Broski happens to be so famous that when she met Healy at an after party after one of his shows at Madison Square Garden in November, he recognized her. “I LITERALLY LIKE REALLY HAD AN OUTDOOR EXPERIENCE I SMELLED LIKE CIGARETTES AND PISS AND I HAD MATTY ON AND HE HUGGED ME AND TOUCHED MY ARM,” she wrote about the experience.

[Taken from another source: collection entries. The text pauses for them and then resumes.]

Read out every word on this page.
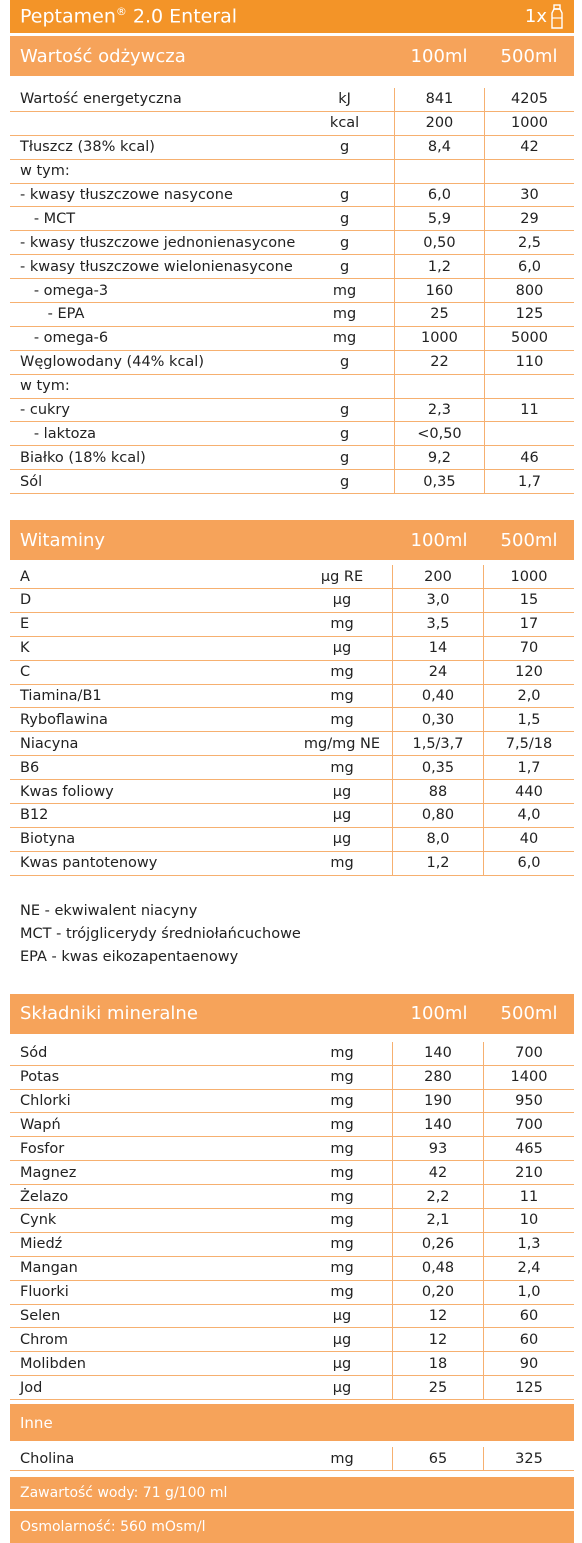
Peptamen® 2.0 Enteral	1x
Wartość odżywcza	100ml	500ml
Wartość energetyczna	kJ	841	4205
	kcal	200	1000
Tłuszcz (38% kcal)	g	8,4	42
w tym:			
- kwasy tłuszczowe nasycone	g	6,0	30
- MCT	g	5,9	29
- kwasy tłuszczowe jednonienasycone	g	0,50	2,5
- kwasy tłuszczowe wielonienasycone	g	1,2	6,0
- omega-3	mg	160	800
- EPA	mg	25	125
- omega-6	mg	1000	5000
Węglowodany (44% kcal)	g	22	110
w tym:			
- cukry	g	2,3	11
- laktoza	g	<0,50	
Białko (18% kcal)	g	9,2	46
Sól	g	0,35	1,7
Witaminy	100ml	500ml
A	µg RE	200	1000
D	µg	3,0	15
E	mg	3,5	17
K	µg	14	70
C	mg	24	120
Tiamina/B1	mg	0,40	2,0
Ryboflawina	mg	0,30	1,5
Niacyna	mg/mg NE	1,5/3,7	7,5/18
B6	mg	0,35	1,7
Kwas foliowy	µg	88	440
B12	µg	0,80	4,0
Biotyna	µg	8,0	40
Kwas pantotenowy	mg	1,2	6,0
NE - ekwiwalent niacyny
MCT - trójglicerydy średniołańcuchowe
EPA - kwas eikozapentaenowy
Składniki mineralne	100ml	500ml
Sód	mg	140	700
Potas	mg	280	1400
Chlorki	mg	190	950
Wapń	mg	140	700
Fosfor	mg	93	465
Magnez	mg	42	210
Żelazo	mg	2,2	11
Cynk	mg	2,1	10
Miedź	mg	0,26	1,3
Mangan	mg	0,48	2,4
Fluorki	mg	0,20	1,0
Selen	µg	12	60
Chrom	µg	12	60
Molibden	µg	18	90
Jod	µg	25	125
Inne
Cholina	mg	65	325
Zawartość wody: 71 g/100 ml
Osmolarność: 560 mOsm/l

However, no fan was as lucky as Carmen Matson, who managed to secure a front row seat at the December 1975 show in Minneapolis. She told me she knew that Healy usually singles out one fan (or sometimes a bodyguard) from the front row to kiss during the song “Robbers,” so she arrived prepared, armed with a sign that read, “Be my first kiss.” “After the song was over, I was like, ‘Oh damn, there goes my chance,'” she says. “And shortly after that, he raised my plate and said, ‘Yeah, one hundred percent.'” What happened next went ultraviral: Healy came to the den to check her ID to make sure she was of legal age (she’s 22), then held her face, asked if she was ready, and kissed her twice. “I was like ‘yeah, yeah, yeah.’ It was like I was blocking everyone and I’ll never forget it. It was such a special moment for me.” (And yes, it really was her first kiss, she says.)

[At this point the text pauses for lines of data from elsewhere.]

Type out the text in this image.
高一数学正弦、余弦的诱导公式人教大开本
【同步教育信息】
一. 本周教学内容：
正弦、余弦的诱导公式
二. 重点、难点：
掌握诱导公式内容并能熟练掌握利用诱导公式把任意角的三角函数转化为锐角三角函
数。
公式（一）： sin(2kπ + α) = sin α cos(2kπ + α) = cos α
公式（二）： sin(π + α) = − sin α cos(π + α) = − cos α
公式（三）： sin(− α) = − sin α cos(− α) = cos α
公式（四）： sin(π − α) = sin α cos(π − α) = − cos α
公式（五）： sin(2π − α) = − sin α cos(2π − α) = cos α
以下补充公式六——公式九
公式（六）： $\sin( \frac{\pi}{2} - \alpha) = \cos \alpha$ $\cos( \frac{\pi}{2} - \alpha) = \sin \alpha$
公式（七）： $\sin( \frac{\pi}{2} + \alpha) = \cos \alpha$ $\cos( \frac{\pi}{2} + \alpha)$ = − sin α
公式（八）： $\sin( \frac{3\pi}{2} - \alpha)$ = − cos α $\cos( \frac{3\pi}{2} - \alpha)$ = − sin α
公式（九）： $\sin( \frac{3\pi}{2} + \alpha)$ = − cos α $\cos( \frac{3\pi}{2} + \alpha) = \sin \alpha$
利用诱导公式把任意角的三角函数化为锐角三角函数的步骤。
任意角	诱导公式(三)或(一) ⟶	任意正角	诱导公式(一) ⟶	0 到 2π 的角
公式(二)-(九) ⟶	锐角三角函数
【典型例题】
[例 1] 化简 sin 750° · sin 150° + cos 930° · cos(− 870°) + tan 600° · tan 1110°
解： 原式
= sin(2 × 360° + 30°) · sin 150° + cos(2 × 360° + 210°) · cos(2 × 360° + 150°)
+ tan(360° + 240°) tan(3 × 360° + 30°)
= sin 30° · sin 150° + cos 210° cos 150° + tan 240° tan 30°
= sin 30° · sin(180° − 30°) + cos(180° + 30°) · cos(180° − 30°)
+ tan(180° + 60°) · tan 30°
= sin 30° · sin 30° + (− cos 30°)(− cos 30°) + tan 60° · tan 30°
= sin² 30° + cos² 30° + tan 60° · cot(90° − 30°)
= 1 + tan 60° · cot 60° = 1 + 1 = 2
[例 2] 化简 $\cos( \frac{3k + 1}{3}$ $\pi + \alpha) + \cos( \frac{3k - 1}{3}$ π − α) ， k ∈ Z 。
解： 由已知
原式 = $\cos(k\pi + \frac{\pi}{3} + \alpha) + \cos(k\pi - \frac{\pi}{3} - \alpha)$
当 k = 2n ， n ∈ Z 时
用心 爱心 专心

That a grungy, skinny British rock star with asshole-adjacent tendencies and a history of drug abuse (Healy addicted to heroin since several mid-2010s) is also a sex symbol is not particularly revealing; just ask any Manchester rock band from the last 60 years. But Healy lies unlike a decade of healthy, “unproblematic” hunks – the “golden retriever” internet buddies such as Chris Evans, Harry Styles, Michael B. Jordan and Oscar Isaac. He’s got what many of today’s leading men lack: a sex appeal that’s messy and maybe a little icky. His bonafides don’t include being “unproblematic”; in fact some people on social media be accused stage kisses of being non-consensual or creepy because of the “power imbalance” (Matson and another fan who went viral after her kiss have stated that it was highly consensual).
Healy’s brand of brashness has less in common with the oft-sterilized cultural discourse of recent years and more with the idea of “indie sleazy”, or the era of hipster debauchery in the late 90s and early 2010s, around the time Healy rose to fame. “Indie sleaze” wasn’t exactly an aesthetic that celebrated meaningful (or, really, all) values beyond having fun and looking cool; so it’s not exactly a surprise that some of the scene’s most notable pioneers turned out to be creeps (American Apparel’s Dov Charney and photographer Terry Richardson, to name two). However, Healy keeps the line between sexy and skeezy because, as Broski told me, he “gets it.” “He’s hot in the skinny, canned British rock star kind of way. It just works,” she says. “It’s science.”